Season the chicken pieces with salt and pepper.
Heat a heavy flameproof casserole over a medium heat. Pour in the vegetable oil and, once it is hot, seal the chicken pieces by turning them over once or twice in the casserole, until golden brown all over. Remove from the casserole and set aside.
Reduce the heat, add the baby onions and cook, stirring gently, for 4–6 minutes, until they start to colour.
Add the bacon, mushrooms and thyme, and cook for a further 5 minutes. Add the red wine, allow it to bubble, and reduce the liquid by half.
Reintroduce the chicken to the dish and pour over some of the chicken stock to cover three-quarters of the way up – some of the skin should stay clear of the liquid to brown.
Place in the oven for 40 minutes, or until the chicken is cooked through. Test the pieces with a skewer – the juices will run clear when the chicken is cooked.

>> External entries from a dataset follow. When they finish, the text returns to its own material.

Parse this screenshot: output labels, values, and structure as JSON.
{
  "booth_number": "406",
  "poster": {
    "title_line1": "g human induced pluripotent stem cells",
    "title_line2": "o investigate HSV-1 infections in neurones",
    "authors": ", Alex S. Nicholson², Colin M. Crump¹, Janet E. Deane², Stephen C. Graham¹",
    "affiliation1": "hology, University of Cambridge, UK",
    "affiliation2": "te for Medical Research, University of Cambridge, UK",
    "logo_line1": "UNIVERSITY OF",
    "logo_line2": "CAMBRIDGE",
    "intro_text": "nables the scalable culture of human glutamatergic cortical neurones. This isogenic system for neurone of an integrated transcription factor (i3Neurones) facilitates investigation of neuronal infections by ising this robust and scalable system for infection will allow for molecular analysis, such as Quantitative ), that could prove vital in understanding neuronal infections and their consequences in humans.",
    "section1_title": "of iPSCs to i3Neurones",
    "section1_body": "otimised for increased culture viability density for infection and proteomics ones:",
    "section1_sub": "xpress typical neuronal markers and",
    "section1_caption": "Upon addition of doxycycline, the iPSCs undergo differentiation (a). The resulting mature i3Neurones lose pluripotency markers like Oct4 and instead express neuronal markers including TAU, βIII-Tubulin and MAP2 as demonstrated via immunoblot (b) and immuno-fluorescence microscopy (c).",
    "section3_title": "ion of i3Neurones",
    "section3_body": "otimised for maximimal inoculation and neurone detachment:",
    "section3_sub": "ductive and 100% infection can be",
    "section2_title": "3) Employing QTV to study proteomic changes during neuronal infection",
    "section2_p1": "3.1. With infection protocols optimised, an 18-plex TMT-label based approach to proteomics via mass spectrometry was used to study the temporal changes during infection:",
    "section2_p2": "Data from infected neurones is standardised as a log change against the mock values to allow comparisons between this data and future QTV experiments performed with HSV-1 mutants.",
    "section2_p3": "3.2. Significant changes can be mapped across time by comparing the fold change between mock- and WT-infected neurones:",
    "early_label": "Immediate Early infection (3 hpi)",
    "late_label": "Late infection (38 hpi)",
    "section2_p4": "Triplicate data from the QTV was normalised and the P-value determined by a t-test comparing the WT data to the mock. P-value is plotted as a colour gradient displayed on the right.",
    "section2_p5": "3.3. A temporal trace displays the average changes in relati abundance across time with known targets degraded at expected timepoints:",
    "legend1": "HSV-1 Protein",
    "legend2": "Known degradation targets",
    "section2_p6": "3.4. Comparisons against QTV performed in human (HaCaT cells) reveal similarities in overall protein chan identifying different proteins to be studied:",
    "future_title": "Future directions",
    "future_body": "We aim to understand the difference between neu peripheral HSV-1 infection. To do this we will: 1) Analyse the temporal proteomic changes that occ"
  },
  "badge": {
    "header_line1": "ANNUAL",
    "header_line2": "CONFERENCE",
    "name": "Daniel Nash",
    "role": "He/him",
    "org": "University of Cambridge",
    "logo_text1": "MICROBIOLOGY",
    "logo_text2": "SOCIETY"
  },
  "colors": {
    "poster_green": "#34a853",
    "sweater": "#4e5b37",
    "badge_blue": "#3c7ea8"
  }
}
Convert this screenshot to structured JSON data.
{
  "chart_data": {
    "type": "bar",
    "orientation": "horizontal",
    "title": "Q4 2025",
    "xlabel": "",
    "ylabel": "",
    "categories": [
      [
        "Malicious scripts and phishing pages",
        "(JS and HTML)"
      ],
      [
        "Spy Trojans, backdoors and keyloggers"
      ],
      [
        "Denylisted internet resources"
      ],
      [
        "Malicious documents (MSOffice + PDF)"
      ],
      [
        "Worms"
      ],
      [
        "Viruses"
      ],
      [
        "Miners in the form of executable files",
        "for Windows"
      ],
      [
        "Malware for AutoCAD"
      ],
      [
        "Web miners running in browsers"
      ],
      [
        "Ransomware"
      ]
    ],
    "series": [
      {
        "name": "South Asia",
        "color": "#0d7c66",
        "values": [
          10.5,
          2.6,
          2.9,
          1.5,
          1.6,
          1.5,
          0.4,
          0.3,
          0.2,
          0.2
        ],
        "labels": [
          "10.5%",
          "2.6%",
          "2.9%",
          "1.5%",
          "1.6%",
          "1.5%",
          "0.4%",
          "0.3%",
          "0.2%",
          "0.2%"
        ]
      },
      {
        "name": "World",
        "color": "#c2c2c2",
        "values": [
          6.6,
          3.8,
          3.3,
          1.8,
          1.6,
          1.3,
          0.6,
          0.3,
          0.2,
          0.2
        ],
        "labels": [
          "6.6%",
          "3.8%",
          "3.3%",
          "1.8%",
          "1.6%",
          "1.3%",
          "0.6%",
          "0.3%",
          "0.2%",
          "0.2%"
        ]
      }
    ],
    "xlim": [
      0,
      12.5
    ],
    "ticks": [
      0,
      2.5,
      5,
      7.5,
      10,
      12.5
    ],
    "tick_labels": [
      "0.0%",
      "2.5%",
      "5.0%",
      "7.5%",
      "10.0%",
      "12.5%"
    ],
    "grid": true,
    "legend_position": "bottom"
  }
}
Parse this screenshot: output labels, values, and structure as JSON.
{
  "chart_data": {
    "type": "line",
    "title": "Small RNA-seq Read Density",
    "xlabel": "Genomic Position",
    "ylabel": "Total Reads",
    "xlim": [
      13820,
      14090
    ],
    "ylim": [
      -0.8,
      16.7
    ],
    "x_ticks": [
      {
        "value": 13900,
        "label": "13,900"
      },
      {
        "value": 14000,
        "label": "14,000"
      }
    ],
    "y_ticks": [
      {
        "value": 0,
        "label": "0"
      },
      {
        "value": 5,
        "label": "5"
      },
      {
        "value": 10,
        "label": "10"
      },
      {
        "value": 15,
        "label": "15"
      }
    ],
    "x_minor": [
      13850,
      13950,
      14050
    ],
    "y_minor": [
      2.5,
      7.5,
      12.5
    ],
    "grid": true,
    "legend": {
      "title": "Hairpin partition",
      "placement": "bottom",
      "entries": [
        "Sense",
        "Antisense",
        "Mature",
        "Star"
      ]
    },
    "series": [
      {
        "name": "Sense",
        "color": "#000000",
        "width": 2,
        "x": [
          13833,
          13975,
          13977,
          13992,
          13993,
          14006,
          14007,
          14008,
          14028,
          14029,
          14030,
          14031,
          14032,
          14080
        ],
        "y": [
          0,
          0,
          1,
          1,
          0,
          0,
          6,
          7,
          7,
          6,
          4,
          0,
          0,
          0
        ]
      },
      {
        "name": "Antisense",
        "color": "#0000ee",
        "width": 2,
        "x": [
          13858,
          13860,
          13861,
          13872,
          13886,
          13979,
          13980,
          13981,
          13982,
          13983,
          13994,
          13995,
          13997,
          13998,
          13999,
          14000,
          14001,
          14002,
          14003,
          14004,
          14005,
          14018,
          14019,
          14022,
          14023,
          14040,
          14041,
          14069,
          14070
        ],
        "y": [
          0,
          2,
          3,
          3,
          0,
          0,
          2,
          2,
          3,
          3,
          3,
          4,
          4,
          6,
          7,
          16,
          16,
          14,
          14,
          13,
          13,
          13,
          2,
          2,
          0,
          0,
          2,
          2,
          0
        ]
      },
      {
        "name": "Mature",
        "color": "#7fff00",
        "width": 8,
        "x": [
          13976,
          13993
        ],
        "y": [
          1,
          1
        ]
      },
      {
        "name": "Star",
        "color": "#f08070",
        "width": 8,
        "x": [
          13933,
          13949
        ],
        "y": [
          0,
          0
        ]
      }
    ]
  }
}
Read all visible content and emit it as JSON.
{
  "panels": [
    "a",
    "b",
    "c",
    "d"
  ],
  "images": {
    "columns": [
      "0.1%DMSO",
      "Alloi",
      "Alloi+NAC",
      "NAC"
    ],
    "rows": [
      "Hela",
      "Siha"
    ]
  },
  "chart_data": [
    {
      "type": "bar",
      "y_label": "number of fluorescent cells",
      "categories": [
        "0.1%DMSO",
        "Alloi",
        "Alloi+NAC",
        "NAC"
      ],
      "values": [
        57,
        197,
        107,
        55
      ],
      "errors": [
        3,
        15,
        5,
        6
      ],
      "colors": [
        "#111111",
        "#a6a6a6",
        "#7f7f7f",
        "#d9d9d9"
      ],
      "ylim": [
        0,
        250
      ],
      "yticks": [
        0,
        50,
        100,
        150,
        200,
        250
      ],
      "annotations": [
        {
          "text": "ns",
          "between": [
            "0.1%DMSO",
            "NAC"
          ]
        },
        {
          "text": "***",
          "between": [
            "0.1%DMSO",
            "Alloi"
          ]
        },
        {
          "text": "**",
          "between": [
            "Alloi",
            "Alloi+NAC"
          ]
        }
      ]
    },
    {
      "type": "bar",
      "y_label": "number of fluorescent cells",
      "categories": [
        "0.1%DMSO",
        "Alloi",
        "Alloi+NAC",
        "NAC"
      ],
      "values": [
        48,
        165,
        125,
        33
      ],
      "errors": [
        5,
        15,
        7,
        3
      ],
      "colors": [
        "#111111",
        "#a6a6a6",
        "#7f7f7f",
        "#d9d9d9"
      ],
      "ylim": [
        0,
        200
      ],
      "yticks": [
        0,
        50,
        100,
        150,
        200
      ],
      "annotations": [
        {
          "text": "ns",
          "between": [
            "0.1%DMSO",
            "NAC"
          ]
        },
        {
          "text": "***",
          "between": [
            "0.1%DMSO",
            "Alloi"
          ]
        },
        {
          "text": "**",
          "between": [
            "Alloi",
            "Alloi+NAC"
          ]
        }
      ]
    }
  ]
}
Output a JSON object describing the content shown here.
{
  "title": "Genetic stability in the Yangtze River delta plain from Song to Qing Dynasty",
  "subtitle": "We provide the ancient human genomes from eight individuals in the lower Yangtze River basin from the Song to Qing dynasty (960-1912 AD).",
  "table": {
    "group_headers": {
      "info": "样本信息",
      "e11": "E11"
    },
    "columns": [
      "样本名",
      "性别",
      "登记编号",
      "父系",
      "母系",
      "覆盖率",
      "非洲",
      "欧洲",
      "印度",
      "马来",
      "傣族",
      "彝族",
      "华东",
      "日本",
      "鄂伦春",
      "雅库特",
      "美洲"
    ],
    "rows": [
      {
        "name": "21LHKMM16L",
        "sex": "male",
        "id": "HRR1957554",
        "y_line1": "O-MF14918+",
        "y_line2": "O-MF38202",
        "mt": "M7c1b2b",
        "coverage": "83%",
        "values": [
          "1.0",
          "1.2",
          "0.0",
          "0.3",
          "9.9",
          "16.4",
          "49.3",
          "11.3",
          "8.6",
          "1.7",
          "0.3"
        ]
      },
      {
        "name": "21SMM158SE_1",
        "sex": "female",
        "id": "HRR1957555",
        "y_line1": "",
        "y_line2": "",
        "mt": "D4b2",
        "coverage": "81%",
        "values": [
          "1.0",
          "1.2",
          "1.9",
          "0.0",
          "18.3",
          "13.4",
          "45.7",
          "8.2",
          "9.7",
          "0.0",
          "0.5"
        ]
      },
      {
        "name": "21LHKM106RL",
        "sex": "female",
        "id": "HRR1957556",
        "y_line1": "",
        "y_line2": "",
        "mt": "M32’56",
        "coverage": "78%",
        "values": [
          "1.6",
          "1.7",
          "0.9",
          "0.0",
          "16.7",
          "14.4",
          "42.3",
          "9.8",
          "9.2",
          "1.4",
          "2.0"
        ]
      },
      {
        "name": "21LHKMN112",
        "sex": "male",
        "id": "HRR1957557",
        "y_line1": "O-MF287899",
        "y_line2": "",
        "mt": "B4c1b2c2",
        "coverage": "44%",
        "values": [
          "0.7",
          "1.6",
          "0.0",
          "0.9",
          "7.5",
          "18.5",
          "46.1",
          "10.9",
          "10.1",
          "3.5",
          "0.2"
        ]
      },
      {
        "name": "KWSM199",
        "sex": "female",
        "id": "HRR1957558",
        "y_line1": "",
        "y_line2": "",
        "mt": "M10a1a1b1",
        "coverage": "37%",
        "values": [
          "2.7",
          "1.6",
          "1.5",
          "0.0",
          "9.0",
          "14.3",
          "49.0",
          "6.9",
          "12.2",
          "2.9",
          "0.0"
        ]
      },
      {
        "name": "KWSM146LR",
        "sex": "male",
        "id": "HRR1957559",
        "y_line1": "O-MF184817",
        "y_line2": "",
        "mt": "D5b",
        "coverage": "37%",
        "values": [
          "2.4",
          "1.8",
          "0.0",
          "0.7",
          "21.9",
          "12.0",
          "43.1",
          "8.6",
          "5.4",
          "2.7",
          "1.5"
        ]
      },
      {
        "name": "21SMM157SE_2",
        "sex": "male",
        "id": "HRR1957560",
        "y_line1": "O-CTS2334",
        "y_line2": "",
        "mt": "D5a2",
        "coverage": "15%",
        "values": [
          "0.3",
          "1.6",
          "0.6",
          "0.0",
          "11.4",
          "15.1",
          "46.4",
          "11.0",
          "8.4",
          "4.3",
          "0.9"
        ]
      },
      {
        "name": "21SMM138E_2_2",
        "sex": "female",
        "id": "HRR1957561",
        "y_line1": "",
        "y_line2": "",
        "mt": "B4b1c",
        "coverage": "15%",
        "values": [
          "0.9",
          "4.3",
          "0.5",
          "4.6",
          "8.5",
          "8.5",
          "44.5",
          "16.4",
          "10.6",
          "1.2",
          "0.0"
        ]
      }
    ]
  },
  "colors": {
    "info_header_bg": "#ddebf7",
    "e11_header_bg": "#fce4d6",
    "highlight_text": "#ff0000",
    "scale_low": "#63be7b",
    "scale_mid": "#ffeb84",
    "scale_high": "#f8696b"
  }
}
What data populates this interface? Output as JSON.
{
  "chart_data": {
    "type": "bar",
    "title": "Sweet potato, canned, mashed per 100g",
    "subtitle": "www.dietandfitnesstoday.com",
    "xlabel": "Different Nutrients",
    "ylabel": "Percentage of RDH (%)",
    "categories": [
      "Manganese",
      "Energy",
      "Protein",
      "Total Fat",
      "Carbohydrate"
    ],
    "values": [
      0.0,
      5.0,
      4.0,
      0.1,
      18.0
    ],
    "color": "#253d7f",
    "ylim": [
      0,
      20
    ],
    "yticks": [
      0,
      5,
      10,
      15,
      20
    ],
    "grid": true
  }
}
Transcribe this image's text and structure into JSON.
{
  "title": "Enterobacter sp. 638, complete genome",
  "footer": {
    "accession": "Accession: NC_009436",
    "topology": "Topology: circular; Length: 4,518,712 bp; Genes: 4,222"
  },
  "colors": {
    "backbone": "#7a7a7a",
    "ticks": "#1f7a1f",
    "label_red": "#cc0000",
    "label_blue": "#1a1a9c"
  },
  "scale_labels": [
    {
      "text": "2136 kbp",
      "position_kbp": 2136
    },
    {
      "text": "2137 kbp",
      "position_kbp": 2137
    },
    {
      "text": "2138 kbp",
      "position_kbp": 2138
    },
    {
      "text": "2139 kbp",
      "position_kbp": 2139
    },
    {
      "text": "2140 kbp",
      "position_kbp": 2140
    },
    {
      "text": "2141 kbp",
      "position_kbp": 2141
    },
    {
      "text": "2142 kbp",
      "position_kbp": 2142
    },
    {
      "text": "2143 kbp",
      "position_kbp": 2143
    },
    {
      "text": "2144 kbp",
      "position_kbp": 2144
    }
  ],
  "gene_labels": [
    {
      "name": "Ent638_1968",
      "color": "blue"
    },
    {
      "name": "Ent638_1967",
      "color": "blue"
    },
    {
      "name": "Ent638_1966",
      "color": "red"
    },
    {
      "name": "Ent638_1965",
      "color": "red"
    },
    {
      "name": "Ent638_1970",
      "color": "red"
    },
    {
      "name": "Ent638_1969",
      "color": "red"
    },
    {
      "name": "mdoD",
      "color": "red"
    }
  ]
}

If the sauce seems a little thin, remove the chicken and set it aside. Bring the sauce to the boil and let it reduce until it has a thicker consistency. (I did need to do this - I reduced it for about 10 minutes) Check for seasoning. Then pop the chicken back in the sauce to keep warm.
To serve, place each drumstick and thigh piece on a plate and surround with the sauce. And, if you're me, a mountain of mashed potato! Then dig in!